Lee’s Open America’s Waters Act of 2019 would repeal the
Jones Act’s requirements that cargo transported by water between U.S. ports
must travel in ships that are U.S.-built, U.S.-owned, U.S.-registered and
U.S.-crewed. Colin Grabow, Inu Manak, and Daniel Ikenson of Washington’s Cato
Institute demonstrate that under — and largely because of — the Jones Act, the
following has happened:
One of the nation’s geographic advantages — tens of
thousands of miles of coastline and inland waterways — has been minimized by
making it off-limits to foreign competition in transportation. This increases
transportation costs, which ripple through the production process as a
significant portion of the costs of goods. Because of the Jones Act’s costly
mandates, less cargo is shipped by water, merchant mariners have fewer jobs,
and more cargo is carried by truck, rail, and air, which are more environmentally
damaging than water transportation. Two of America’s most congested highways,
I-95 and I-5, are along the Atlantic and Pacific coasts, respectively. Yet the
amount of cargo shipped by water along the coasts and on the Great Lakes is
about half the volume of 1960. Since then, railroad freight volume has
increased about 50 percent, and volume by intercity trucks — responsible for 75
percent of federal highway-maintenance costs — has increased more than 200
percent.
A hog farmer in North Carolina purchases corn feed from
Canada rather than Iowa because delivery costs make the Iowa corn
uncompetitive. A Hawaiian rancher flies cattle to West Coast feedlots and
slaughterhouses to avoid Jones Act shipping costs. Although the United States
is the world’s second largest producer of rock salt, Maryland and Virginia buy
theirs for winter use from Chile because of Jones Act shipping costs.

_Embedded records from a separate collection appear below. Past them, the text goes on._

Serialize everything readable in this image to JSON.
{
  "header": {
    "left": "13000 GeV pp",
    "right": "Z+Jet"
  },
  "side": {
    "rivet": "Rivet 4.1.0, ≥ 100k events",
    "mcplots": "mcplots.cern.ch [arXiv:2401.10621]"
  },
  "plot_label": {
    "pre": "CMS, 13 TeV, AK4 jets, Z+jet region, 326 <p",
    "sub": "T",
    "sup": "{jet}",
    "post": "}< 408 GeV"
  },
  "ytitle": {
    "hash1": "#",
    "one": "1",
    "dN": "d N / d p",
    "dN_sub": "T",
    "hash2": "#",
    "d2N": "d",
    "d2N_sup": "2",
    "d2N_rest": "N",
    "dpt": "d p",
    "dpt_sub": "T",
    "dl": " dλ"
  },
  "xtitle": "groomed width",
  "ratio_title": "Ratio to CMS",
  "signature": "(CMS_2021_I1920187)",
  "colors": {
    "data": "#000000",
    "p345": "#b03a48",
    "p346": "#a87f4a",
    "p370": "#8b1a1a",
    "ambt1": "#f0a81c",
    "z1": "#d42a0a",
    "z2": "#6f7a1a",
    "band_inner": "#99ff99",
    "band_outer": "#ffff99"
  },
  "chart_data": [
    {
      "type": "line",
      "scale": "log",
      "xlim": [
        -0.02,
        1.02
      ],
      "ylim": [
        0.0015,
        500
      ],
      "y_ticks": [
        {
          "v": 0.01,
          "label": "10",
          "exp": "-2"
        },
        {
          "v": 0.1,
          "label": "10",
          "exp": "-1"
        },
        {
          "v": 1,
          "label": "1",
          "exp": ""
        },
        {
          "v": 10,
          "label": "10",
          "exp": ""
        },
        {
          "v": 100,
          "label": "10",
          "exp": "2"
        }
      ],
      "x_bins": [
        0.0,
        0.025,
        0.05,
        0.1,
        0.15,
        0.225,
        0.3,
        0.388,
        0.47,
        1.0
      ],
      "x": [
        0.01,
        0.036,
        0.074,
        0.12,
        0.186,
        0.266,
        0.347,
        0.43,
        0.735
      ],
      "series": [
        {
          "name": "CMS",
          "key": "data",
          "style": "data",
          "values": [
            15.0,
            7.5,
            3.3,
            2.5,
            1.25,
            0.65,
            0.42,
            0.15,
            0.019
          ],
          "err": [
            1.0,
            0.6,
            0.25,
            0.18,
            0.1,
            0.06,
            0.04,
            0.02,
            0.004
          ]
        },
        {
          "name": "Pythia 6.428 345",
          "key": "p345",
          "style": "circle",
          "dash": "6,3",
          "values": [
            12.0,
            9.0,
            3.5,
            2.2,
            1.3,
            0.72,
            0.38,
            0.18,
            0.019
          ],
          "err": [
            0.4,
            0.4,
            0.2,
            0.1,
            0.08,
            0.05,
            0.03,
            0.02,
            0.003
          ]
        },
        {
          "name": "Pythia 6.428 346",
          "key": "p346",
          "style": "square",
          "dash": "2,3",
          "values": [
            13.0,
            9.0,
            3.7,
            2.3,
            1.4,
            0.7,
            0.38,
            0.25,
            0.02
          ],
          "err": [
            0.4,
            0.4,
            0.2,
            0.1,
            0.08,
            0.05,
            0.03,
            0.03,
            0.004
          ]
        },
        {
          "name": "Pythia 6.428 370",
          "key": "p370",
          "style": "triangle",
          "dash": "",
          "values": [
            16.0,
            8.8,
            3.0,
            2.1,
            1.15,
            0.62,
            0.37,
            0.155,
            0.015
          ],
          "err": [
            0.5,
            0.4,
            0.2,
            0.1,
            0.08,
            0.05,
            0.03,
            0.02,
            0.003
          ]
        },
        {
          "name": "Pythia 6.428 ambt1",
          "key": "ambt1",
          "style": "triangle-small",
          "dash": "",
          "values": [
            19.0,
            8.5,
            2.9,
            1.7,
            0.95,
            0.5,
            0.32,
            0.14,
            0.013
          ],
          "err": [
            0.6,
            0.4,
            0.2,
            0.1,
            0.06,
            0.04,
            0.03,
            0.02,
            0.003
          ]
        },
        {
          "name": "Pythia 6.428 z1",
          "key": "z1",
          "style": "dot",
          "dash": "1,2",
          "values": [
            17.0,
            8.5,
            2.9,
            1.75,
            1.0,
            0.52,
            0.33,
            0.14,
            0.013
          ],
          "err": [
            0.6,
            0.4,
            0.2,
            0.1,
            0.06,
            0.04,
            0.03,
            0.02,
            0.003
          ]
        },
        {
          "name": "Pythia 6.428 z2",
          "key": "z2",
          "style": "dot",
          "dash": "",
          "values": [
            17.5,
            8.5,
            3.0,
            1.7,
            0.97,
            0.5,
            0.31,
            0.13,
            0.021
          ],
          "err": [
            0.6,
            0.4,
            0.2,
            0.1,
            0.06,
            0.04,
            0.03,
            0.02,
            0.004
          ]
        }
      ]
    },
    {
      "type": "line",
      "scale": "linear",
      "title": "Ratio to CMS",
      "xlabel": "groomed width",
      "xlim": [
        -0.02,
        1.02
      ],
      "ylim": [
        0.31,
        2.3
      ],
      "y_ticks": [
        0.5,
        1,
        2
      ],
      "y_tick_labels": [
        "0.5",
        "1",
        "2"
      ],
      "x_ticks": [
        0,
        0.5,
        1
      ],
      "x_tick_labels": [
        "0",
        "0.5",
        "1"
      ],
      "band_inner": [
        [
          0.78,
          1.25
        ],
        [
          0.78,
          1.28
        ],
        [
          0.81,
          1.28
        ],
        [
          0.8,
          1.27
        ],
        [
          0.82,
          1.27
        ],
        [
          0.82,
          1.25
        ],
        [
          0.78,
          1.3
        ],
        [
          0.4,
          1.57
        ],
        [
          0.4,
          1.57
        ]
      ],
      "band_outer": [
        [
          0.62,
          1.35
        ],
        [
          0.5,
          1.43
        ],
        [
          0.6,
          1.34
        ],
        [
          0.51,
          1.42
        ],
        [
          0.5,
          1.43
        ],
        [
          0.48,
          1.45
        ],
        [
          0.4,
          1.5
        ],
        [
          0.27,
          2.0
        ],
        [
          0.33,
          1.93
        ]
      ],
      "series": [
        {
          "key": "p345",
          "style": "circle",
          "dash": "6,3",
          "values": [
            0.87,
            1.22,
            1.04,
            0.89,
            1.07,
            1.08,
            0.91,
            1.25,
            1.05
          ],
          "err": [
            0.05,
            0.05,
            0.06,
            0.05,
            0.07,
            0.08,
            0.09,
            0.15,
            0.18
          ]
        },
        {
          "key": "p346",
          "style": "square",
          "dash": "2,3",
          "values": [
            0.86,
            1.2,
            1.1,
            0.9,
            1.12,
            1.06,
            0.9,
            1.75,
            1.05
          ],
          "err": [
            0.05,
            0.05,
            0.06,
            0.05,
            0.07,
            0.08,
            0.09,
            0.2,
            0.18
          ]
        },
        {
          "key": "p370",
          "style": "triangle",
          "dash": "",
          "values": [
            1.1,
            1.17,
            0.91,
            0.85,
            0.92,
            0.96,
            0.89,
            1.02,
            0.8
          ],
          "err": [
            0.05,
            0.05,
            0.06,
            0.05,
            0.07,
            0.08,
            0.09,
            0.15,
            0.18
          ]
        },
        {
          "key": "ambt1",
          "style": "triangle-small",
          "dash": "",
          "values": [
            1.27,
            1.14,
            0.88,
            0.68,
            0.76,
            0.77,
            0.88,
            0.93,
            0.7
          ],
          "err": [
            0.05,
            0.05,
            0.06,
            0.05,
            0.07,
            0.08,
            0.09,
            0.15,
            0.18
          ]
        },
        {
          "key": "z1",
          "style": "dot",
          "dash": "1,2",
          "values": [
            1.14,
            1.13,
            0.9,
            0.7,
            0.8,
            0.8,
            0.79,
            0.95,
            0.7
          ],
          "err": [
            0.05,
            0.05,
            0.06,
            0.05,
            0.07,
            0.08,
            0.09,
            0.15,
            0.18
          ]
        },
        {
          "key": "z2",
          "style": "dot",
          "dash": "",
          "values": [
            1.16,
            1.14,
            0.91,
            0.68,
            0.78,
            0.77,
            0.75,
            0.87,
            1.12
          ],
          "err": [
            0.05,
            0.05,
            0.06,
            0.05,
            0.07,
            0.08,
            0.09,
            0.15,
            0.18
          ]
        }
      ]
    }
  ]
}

As for military considerations: Troops get to today’s
wars by aircraft. And the antiquated maritime fleet carried just 6.3 percent of
the cargo in the 2002–03 buildup for the Iraq War.
The Jones Act illustrates how protectionism creates
dependent industries that then squander resources (ingenuity, money) on
manipulating the government. The act also illustrates the asymmetry that explains
much of what government does — the law of dispersed costs and concentrated
benefits. The act’s likely annual costs to the economy (tens of billions) are
too widely distributed to be much noticed; its benefits enrich a relative few,
who use their ill-gotten profits to finance the defense of the government’s
favoritism.
Spurious “national security” concerns tend to descend
into slapstick (“The Audis are coming!”) as with this hypothetical horrible
imagined by a U.S shipping executive defending the Jones Act: “I wouldn’t want
North Korea moving barges and tugboats up and down the Mississippi River. If
you don’t have this law, that could occur.” Huck’s raft crowded off the river
by Kim Jong-un’s vessels? Make your blood boil? Or your ribs ache from laughter?